Мы были воспитаны в огромном, почти религиозном преклонении перед историей, памятью прошлого, древними камнями, но в какой-то момент эта ноша стала неподъемна. Ты не можешь больше унести на своих плечах всех этих мертвецов, которые кричат тебе в уши и требуют каждый свое, меряются числом совершенных злодеяний и перенесенных мук. В конце концов ты должен отбросить прошлое, для того чтобы жить. Иначе эти мертвецы пожрут тебя. Мертвецы всегда хотят еще и еще мертвецов. За привилегию иметь корни приходится платить необходимостью удобрять их дерьмом и кровью. Мне страшно писать это, но все-таки я скажу: может быть, жизнь и не дана нам от Бога, но история – это точно изобретение дьявола.
Слишком долго я смотрелась в эти темные воды, забыв о древнем предостережении о родстве знания и печалей. Чем больше узнаешь, тем меньше чувствуешь себя способным вместить. Чтобы понять смысл гибели клетки, нужно было увидеть весь организм в единстве и многообразии всех его связей. Чтобы притязать на понимание смысла смерти одного-единственного человека, нужно суметь объять все человечество.

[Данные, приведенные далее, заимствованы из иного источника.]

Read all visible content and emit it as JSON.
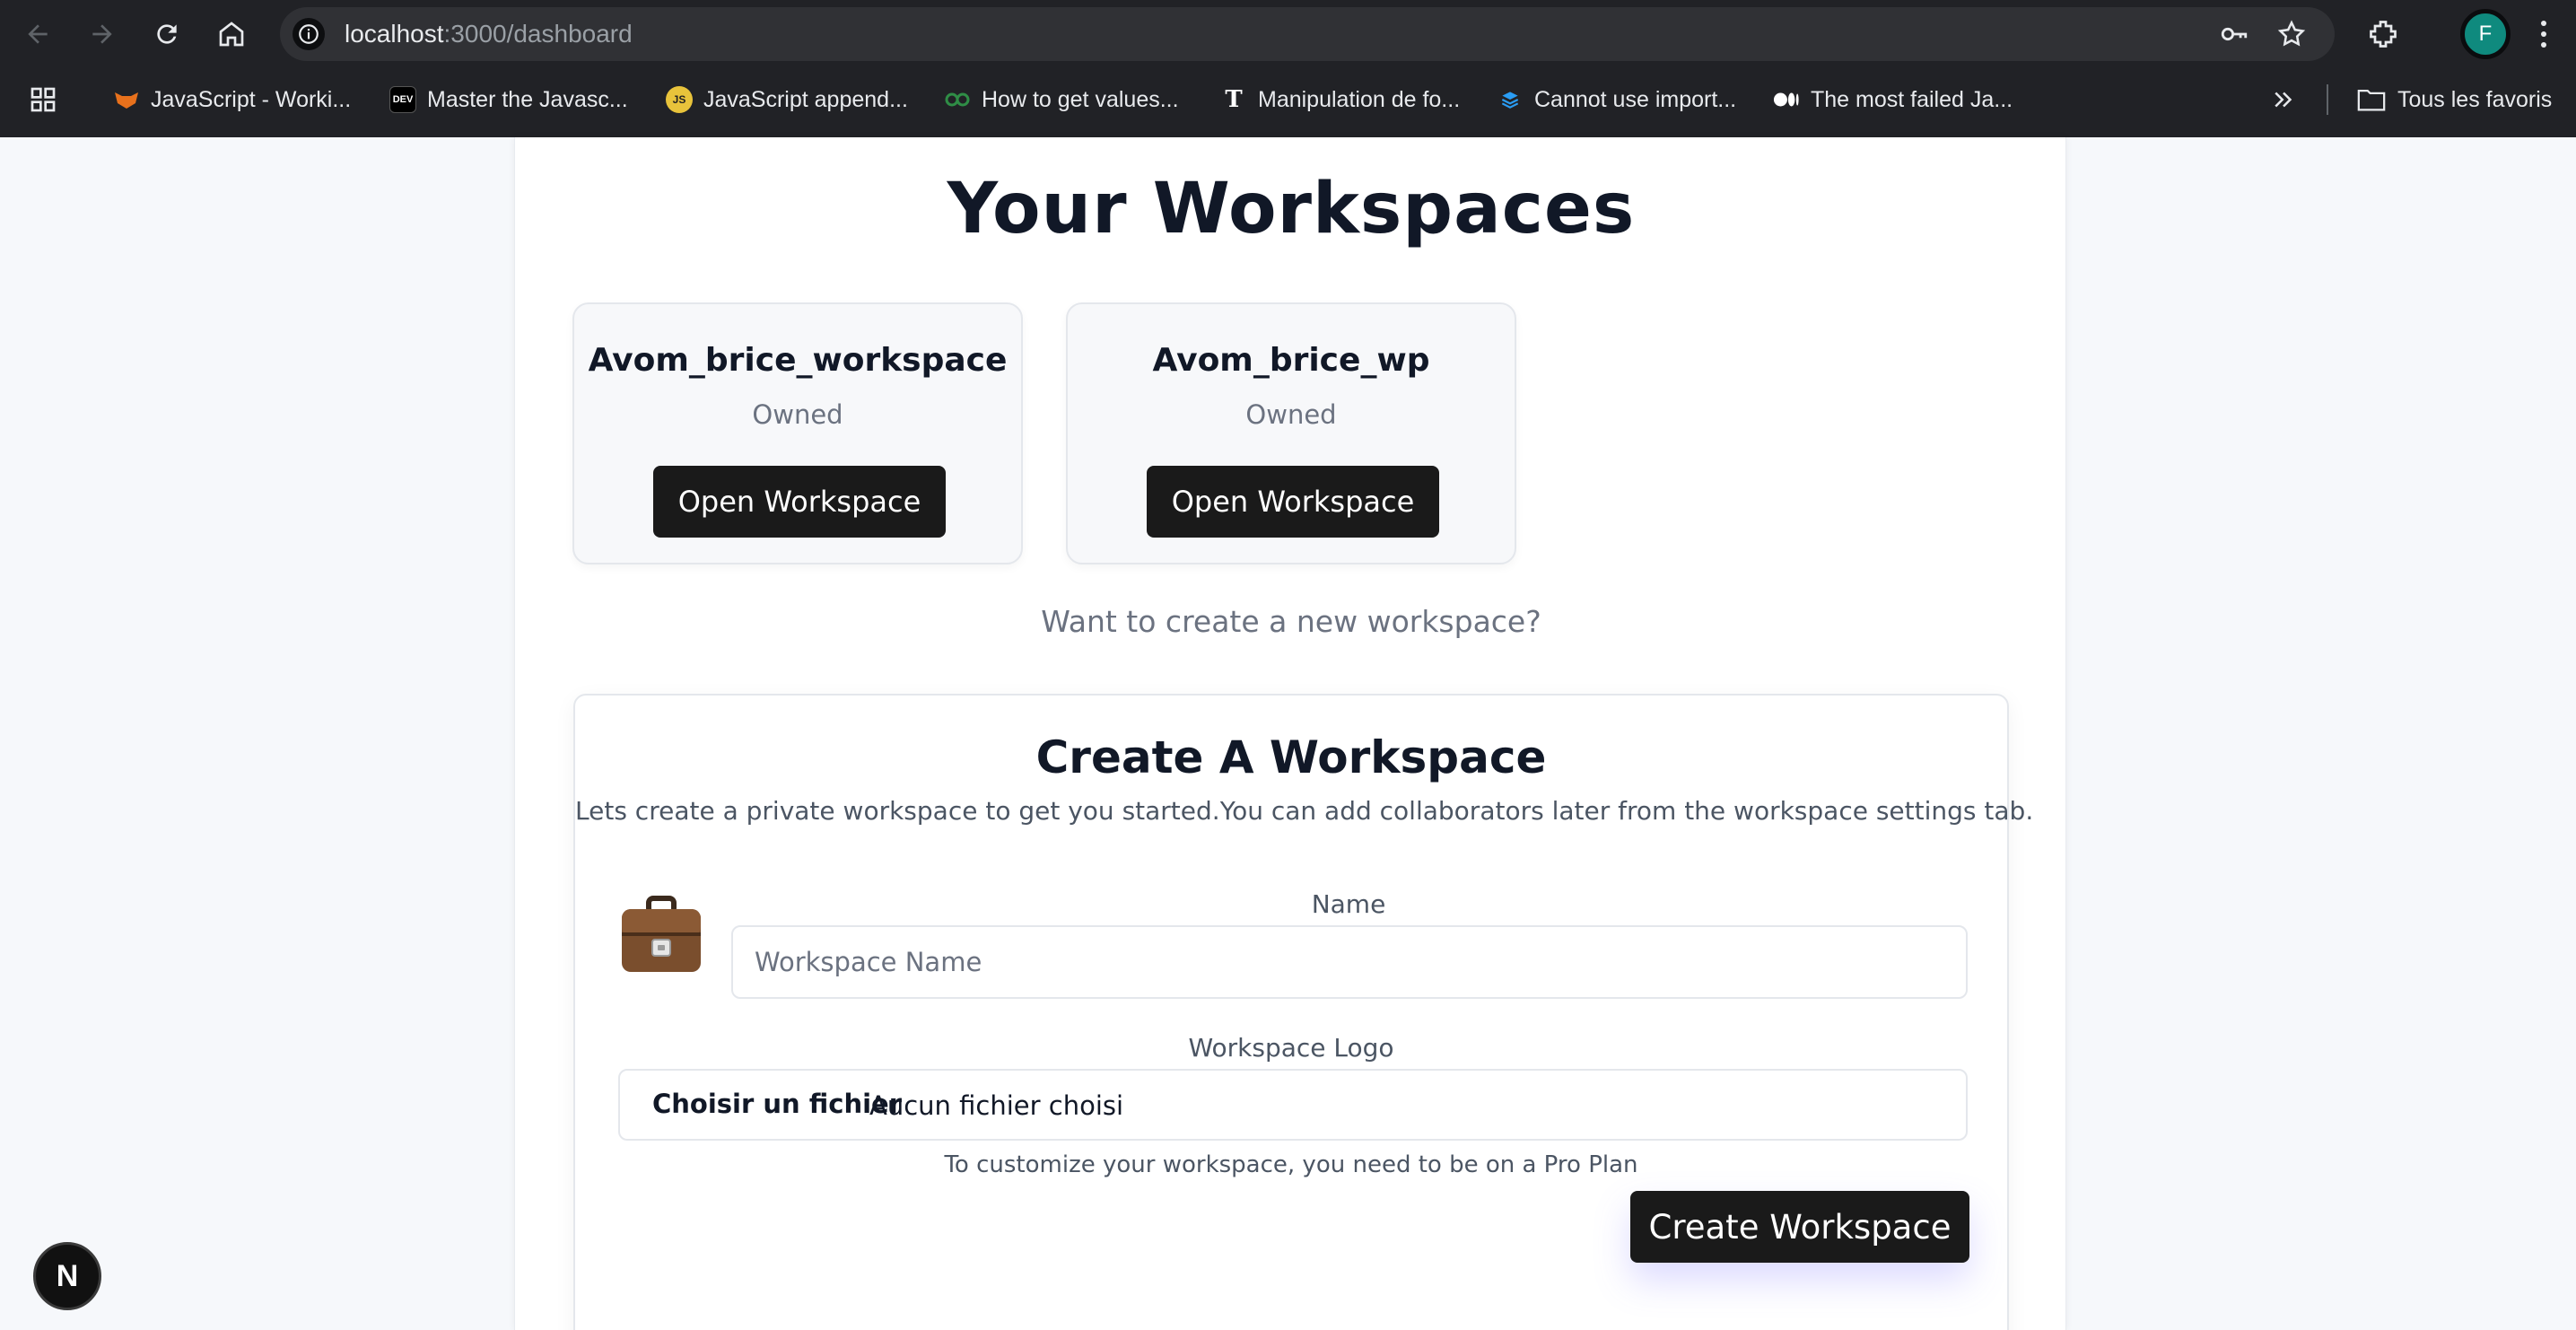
{
  "browser": {
    "url_host": "localhost",
    "url_path": ":3000/dashboard",
    "profile_initial": "F",
    "bookmarks": [
      {
        "label": "JavaScript - Worki...",
        "icon": "fox-icon",
        "color": "#e8711c"
      },
      {
        "label": "Master the Javasc...",
        "icon": "dev-icon",
        "color": "#000000"
      },
      {
        "label": "JavaScript append...",
        "icon": "js-icon",
        "color": "#e8c33b"
      },
      {
        "label": "How to get values...",
        "icon": "gfg-icon",
        "color": "#2f8d46"
      },
      {
        "label": "Manipulation de fo...",
        "icon": "t-icon",
        "color": "#ffffff"
      },
      {
        "label": "Cannot use import...",
        "icon": "stack-icon",
        "color": "#2a9df4"
      },
      {
        "label": "The most failed Ja...",
        "icon": "medium-icon",
        "color": "#ffffff"
      }
    ],
    "favorites_label": "Tous les favoris"
  },
  "page": {
    "title": "Your Workspaces",
    "workspaces": [
      {
        "name": "Avom_brice_workspace",
        "role": "Owned",
        "button": "Open Workspace"
      },
      {
        "name": "Avom_brice_wp",
        "role": "Owned",
        "button": "Open Workspace"
      }
    ],
    "prompt": "Want to create a new workspace?"
  },
  "create": {
    "title": "Create A Workspace",
    "description": "Lets create a private workspace to get you started.You can add collaborators later from the workspace settings tab.",
    "emoji": "💼",
    "name_label": "Name",
    "name_placeholder": "Workspace Name",
    "logo_label": "Workspace Logo",
    "file_button": "Choisir un fichier",
    "file_status": "Aucun fichier choisi",
    "pro_note": "To customize your workspace, you need to be on a Pro Plan",
    "submit": "Create Workspace"
  },
  "dev": {
    "badge": "N"
  }
}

Она вышла из подземки через галерею Карусель, чтобы сесть на автобус напротив Лувра. Можно было и дальше ехать на метро, но почему-то захотелось наверх. Около входа в Тюильри, как обычно, толпились темнокожие парни со связками разноцветных эйфелевых башен. Она прошла мимо них с независимым видом, как ходят местные, – губы сжаты, взгляд устремлен вперед и вдаль, вместо того чтобы с туристической беспечностью шарить по сторонам. В босоножки тут же набились острые камушки с парковой дорожки, пришлось остановиться сразу за аркой, чтобы вытряхнуть эту мелкую дрянь.
Она не поняла, с какой стороны раздался первый выстрел…
Она не поняла, с какой стороны…
Она не поняла…
… И когда она медленно падала на мостовую, зная, что умирает и не успевая понять почему, перед глазами у нее пронеслась яркая короткая и бессмысленная нарезка кадров из какого-то другого мира, не имевшего ничего общего с вывереной окаменелой прелестью первого аррондисмана Парижа, красивого, спокойного города, семьдесят лет не знавшего войн. Словно смерть ее была соединением сразу нескольких смертей. Точкой пресечения не единственной, но множества (прожитых? непрожитых?) жизней. Она увидела: пыльный борт грузовика и черный брезентовый полог, наползающий на лицо, ржавый железнодорожный мост, улетающий в белесую голубизну, и тоненькое яблоневое деревце, перерезанное осколком. Услышала жаркое гудение и стрекотание летнего дня, вдохнула густой и влажный травяной дух, идущий от разогретой земли, почувстовала не боль, но легкую дрожь под ключицей, откуда вдруг забил пульсирующий фонтанчик, похожий на питьевые фонтанчики нашего детства, но не прозрачный, а алый. Красная влага наполнила ладонь. «Мама не смотри сюда, пожалуйста»…
Боли не было. Не было страха. Только странное облегчение, почти счастье. Словно в душную комнату открыли окно, и туда хлынули воздух и свет. «Чему ты радуешься?» – спросила она у той далекой и близкой себя, что существовала и переставала существовать во множестве измерений одновременно. И ответила: «Всему». Она еще успела подумать, что хрустальная пирамида Лувра, рушащаяся в небо у нее над головой, похожа на террикон, и улыбнуться этой нелепой мысли. А больше уже ничего не успела и не могла успеть. Потом была тьма. Потом был свет.